How to simplify square roots
Simplifying square roots is really easy. You just have to factor the number under the radical, and then pull out any perfect roots from under the radical. To make things easier while simplifying square roots, just memorize a few perfect squares. For example, you can memorize the squares of numbers 1-10.
Still don’t get it? Fear not, we will show you how to simplify radicals in an easy, understandable process.
Step 1: find the Factors that form a perfect square
Take the number under the radical sign and explore which numbers it is evenly divisible by. An even number can always be broken down by 2. For uneven numbers continue to divide by 3, 4, 5 and so on until you hit the correct number.

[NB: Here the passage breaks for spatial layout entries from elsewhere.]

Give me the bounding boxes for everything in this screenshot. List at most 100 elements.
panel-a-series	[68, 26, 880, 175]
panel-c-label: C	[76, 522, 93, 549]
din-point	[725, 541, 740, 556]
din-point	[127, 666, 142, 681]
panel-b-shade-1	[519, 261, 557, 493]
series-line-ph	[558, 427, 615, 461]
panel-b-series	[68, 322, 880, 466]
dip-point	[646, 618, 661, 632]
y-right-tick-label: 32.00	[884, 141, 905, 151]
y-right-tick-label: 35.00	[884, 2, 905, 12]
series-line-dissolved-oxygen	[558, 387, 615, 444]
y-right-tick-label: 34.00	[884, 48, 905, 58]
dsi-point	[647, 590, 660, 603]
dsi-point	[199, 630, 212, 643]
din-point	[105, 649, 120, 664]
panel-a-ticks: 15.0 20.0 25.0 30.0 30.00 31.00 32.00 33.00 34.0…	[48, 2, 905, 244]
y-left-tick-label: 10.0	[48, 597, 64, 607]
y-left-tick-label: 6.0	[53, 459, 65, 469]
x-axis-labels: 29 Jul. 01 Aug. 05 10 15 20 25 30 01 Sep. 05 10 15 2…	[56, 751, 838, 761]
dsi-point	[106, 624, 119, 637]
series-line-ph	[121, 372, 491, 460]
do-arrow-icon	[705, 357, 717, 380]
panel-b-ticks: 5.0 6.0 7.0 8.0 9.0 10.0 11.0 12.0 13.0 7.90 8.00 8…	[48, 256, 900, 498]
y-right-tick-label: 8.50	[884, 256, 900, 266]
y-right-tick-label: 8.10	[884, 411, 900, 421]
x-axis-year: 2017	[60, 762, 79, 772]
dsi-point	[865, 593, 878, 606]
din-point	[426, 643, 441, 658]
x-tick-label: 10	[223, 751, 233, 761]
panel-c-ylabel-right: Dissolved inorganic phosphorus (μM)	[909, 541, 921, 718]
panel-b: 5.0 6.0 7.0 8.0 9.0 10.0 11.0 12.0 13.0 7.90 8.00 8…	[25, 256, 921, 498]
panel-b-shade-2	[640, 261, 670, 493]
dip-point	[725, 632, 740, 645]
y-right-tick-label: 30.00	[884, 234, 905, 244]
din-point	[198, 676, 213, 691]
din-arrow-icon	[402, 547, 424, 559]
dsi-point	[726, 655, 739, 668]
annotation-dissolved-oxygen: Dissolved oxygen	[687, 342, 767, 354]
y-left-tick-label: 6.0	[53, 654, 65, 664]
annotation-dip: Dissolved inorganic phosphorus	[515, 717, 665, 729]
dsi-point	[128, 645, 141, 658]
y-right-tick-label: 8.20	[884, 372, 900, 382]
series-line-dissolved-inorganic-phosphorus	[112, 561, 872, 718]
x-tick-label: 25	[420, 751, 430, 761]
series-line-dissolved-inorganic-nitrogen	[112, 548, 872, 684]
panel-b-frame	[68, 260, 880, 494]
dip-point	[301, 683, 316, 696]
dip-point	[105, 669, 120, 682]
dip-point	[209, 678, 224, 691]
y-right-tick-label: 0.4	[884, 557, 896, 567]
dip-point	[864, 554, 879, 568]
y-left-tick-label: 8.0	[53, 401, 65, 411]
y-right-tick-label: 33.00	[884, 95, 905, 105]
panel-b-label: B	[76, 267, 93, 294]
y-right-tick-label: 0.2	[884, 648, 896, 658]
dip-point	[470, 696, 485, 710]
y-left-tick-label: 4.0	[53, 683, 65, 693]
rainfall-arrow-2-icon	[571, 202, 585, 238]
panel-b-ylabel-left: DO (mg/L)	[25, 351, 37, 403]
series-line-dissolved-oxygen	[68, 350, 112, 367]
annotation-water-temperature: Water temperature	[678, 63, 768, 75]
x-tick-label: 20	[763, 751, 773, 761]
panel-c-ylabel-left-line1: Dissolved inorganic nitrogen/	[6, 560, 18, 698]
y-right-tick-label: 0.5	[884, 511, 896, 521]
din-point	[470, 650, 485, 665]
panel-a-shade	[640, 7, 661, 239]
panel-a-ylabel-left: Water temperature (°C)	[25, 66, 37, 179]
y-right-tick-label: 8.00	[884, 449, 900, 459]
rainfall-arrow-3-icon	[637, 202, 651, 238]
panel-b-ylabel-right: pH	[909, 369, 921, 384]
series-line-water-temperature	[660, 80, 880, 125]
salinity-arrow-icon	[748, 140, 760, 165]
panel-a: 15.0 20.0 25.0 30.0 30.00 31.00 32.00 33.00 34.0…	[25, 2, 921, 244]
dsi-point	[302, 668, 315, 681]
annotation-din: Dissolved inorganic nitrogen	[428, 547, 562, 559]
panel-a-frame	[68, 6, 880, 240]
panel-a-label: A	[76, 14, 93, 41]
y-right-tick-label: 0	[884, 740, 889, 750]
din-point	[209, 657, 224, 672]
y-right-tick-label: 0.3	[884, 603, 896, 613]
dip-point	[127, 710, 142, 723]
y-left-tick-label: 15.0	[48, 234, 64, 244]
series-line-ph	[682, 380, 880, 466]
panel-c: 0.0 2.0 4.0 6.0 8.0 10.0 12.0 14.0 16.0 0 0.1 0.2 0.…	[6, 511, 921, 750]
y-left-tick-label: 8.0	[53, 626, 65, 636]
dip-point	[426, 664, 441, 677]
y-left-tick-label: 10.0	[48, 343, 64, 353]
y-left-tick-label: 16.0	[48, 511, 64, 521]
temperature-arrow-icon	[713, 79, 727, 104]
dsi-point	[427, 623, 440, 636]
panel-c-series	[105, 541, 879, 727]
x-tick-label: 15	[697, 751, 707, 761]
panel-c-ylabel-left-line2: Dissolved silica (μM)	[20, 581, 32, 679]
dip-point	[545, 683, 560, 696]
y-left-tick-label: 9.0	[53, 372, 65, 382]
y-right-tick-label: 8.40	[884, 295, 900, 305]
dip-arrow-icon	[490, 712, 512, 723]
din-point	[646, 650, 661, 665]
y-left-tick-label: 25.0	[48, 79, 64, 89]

Still not clear? Let’s give it a practice try.
-First we'll find the factors that form this radical √15 by seeking what number 15 is evenly divisible by.
-15 divided by 3 will get you to the even number of 5
-So √15 = √5x3 will be your answer
See? Easy as pie!
Step 2: break down the factors to simplest form
If the factors in your answer are not prime numbers lets break them down till they are.
- 32 is a even number so we can divide it by 2 and our answer will be √32 = √16x2
- Give each number in the answer its own radical √32 = √16 √2
- The number 2 is a prime (only divisible by itself or 1) but 16 can still be broken down to 4
- √32 = √4 √2 is your final answer
You have now successfully learnt to simplify square roots!